When litigation becomes necessary, our team works diligently to resolve the conflict so our clients can move forward with their lives. It is a responsibility we take seriously and the reward is when our clients express that we have made a meaningful difference for them.
Senior Associate Christopher Burt took a probate case to the Texas Supreme Court to help his client, who was the executor and beneficiary of an estate that included an inheritance from a will that had not been probated. The court delivered a favorable opinion for his client in furtherance of the intent of the two testators.

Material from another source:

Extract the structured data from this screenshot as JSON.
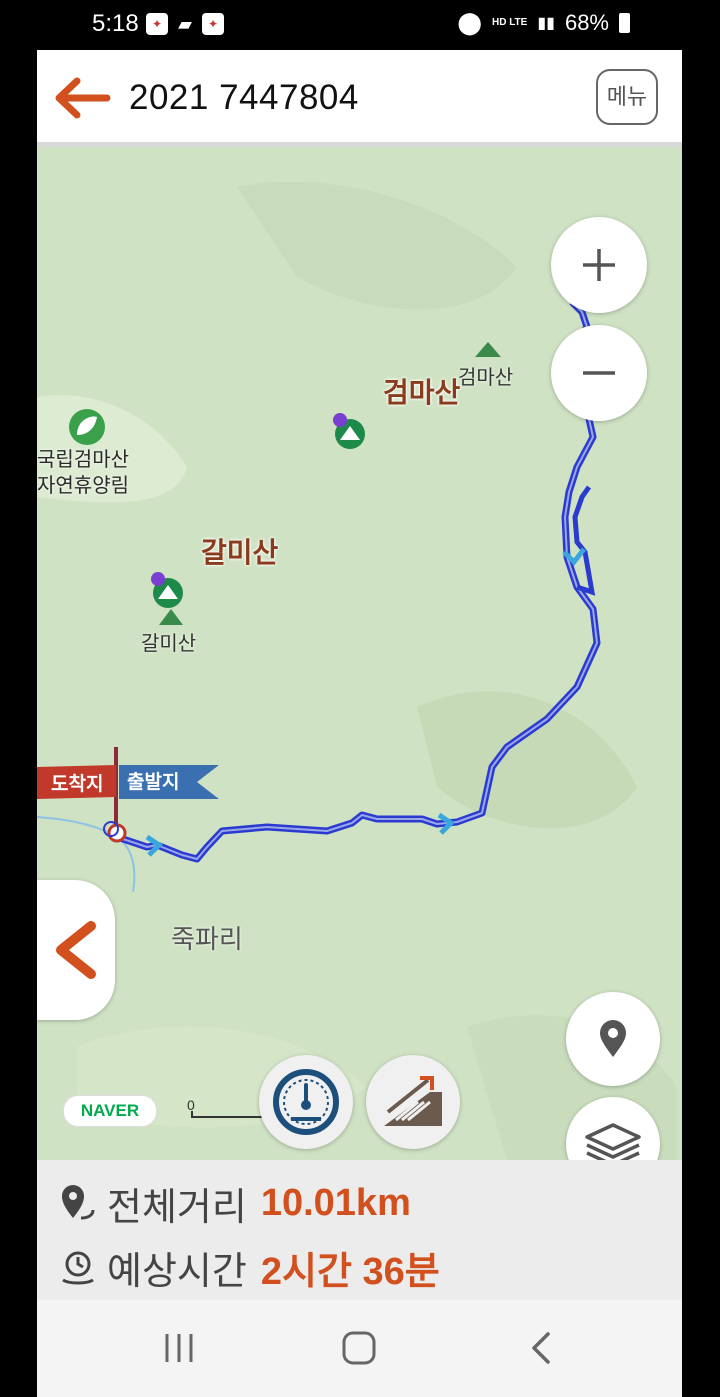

“Probate is the judicial process of validating a will as the last testament of the deceased and allows for transferring legal titles of property to intended beneficiaries,” said Burt. “Complex situations can arise within families, especially in today’s blended families. It is best to probate a will diligently to resolve claims and to assure that the estate is distributed the way the testator intended.”
The case involved two testators and a will that had not been probated within the allotted four-year timeframe. The central issue on appeal was whether Burt’s client was in default for failing to present the will when a previous testator did not probate it. Although it was nine years after the death of the testator, the will was only in the client’s possession for one month. The court ruled that the baseline for permitting or disallowing probate of a will after the four-year mark is whether there is proof that the interested person applying for the probate of a will, individually, is in default.
The court’s ruling changed the interpretation of a Texas law that has existed since 1940 stating that an applicant for probate is charged with the failure of any predecessor to probate a will before them.
“We don’t know why the previous testator did not probate the will, but the lesson learned is that a will should be probated to achieve a clear passage of title in accordance with a testator’s wishes,” said Burt. “Admission of a will to probate is the first step in the legal process of administering the estate of a deceased individual, resolving claims, and distributing the person’s property as they intended.”